7 . The distributed differential privacy recommendation method based on location services according to claim 6 , wherein in the step S13 , noise is first added to the score data according to the Laplace mechanism, wherein the global sensitivity of the score Δr=r _max 7 . -r _min , then the added noise is Laplace (Δr/ε), and then the random sharding algorithm is executed on the user side. After sending the score shard data to each DRS, each DRS will get a user-item shard score matrix and satisfy

8. The distributed differential privacy recommendation method based on location service according to claim 1, 2, 4, 5, 6 or 7, characterized in that: the processing method of step S19 is as follows:

1) User _ui first generates security parameters k and n, and uses Gen function to generate encryption parameter param and comparison key mkey; then request range ( _xi -Δx _i1 , x _i +Δx _i2 ), (y _i - Δy _i1 , y _i +Δy _i2 ) for encryption to obtain Enc(x _i -Δx _i1 ,x _i +Δx _i2 ), Enc(y _i -Δy _i1 ,y _i +Δy _i2 ), Der(x _i -Δx _i1 , x _i +Δx _i2 ) and Der(y _i -Δy _i1 , y _i +Δy _i2 ), user _ui sends these encrypted data together with param and mkey to LBSS;

2) After the location server receives the user's location request, it performs a comparable encryption protocol to filter the points of interest.

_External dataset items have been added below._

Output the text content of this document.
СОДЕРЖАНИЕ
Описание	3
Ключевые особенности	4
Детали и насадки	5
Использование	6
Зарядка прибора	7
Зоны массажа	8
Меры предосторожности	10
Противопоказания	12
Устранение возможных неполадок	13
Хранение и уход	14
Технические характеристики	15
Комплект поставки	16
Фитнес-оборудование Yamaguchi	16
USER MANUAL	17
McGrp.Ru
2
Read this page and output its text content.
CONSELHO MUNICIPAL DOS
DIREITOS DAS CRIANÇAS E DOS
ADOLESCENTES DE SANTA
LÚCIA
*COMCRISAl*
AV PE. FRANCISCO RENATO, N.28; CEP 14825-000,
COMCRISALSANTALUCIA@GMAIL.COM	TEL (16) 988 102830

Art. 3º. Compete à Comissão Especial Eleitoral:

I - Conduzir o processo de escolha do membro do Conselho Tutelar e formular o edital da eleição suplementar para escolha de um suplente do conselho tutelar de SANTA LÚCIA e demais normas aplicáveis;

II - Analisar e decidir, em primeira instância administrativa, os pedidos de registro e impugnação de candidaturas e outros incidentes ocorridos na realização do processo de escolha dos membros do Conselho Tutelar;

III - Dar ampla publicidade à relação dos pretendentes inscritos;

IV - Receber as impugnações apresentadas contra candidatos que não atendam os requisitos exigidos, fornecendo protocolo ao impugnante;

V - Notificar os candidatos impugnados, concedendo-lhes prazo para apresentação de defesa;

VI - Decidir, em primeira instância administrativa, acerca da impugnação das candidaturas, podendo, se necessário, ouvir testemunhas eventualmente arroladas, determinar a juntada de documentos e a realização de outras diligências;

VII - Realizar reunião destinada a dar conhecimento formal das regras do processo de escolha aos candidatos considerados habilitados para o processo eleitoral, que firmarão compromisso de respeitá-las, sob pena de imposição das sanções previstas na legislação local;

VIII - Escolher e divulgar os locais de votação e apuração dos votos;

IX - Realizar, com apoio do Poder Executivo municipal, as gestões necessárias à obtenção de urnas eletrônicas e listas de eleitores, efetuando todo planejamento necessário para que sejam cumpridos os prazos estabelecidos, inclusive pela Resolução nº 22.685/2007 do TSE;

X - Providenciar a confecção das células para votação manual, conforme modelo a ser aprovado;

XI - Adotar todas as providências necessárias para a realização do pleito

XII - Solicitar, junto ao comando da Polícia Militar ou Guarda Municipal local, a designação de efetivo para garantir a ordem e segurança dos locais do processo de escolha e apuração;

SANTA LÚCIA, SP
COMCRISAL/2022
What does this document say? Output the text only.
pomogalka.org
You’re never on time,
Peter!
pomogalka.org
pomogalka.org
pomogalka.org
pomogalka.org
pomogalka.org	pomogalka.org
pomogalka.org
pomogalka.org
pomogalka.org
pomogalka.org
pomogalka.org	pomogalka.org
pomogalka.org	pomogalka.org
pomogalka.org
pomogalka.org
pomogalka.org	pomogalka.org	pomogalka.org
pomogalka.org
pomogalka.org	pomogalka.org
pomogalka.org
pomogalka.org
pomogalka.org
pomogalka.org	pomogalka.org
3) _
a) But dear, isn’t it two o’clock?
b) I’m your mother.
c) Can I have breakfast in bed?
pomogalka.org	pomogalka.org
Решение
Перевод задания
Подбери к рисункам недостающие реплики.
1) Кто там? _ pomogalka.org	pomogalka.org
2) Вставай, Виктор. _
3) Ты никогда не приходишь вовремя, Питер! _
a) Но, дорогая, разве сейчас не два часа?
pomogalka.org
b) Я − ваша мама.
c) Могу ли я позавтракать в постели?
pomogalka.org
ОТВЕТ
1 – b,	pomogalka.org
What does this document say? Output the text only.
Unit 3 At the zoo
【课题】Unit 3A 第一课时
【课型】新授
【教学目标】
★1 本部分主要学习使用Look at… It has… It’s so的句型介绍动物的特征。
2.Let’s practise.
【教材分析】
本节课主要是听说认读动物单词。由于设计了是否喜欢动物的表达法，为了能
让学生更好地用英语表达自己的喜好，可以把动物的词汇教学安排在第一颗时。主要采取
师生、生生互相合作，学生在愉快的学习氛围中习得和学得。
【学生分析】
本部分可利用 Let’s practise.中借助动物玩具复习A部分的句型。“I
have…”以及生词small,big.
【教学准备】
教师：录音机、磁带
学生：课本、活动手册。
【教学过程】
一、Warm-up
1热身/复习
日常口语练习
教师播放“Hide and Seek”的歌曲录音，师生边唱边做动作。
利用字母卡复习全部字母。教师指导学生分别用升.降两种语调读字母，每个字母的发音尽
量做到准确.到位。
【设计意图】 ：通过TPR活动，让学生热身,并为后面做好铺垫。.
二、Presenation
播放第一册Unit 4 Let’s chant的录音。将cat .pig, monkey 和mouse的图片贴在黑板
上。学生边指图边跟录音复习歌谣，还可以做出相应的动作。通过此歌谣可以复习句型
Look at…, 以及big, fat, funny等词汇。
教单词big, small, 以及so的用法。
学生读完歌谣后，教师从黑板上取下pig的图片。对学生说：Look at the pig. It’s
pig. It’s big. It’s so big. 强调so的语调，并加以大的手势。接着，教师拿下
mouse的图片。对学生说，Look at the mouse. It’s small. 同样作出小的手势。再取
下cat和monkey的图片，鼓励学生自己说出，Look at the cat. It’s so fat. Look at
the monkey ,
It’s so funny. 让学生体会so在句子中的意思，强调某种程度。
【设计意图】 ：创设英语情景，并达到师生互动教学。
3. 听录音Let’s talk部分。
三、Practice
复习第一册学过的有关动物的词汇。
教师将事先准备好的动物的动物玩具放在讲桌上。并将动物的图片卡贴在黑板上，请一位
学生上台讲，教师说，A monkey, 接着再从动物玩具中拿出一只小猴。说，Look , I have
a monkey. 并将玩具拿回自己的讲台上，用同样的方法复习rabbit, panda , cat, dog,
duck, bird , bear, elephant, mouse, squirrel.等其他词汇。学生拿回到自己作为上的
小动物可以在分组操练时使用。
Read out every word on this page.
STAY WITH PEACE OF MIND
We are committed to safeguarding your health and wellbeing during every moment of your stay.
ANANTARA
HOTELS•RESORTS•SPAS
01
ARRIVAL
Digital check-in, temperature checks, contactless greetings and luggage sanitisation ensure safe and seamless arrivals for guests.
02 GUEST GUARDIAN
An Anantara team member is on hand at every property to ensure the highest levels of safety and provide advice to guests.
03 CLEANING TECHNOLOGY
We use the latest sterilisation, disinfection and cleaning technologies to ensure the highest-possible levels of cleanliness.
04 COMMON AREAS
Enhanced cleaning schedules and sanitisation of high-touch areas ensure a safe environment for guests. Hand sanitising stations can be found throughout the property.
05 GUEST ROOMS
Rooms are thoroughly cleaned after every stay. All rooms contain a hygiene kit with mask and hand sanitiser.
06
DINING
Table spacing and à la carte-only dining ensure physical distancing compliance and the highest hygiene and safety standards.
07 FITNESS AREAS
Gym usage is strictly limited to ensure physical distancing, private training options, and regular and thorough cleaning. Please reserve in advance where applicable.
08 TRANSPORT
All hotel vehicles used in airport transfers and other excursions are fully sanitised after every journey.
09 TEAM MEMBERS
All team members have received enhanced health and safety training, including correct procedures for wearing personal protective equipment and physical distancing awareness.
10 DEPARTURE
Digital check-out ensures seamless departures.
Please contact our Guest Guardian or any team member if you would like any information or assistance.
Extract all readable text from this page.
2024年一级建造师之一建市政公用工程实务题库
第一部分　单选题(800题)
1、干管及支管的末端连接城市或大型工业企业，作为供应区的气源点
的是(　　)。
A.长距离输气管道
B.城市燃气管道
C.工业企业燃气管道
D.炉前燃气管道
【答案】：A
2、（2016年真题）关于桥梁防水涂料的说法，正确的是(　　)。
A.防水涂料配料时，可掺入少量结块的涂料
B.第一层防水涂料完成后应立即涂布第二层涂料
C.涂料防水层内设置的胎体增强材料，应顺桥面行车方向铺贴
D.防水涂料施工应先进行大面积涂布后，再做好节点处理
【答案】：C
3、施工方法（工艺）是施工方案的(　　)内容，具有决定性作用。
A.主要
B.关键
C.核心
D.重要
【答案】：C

First, the location server traverses all the points of interest. The geographic coordinates (lon _j , lat _j ) of each point of interest poi _j will satisfy the The points of interest of the screening conditions are added to the set to be recommended _RP , and the specific comparison conditions are as follows:

The location server sends the _POI numbers in the set RP to be recommended to the DRS, and requests the DRS to perform prediction and recommendation;

3) After each DRS receives the recommendation prediction request from the location server, it executes and send each prediction score shard to user RU;

4) After the user receives the rating from the recommendation server, execute

And select the Top-N recommendation results with the highest ratings.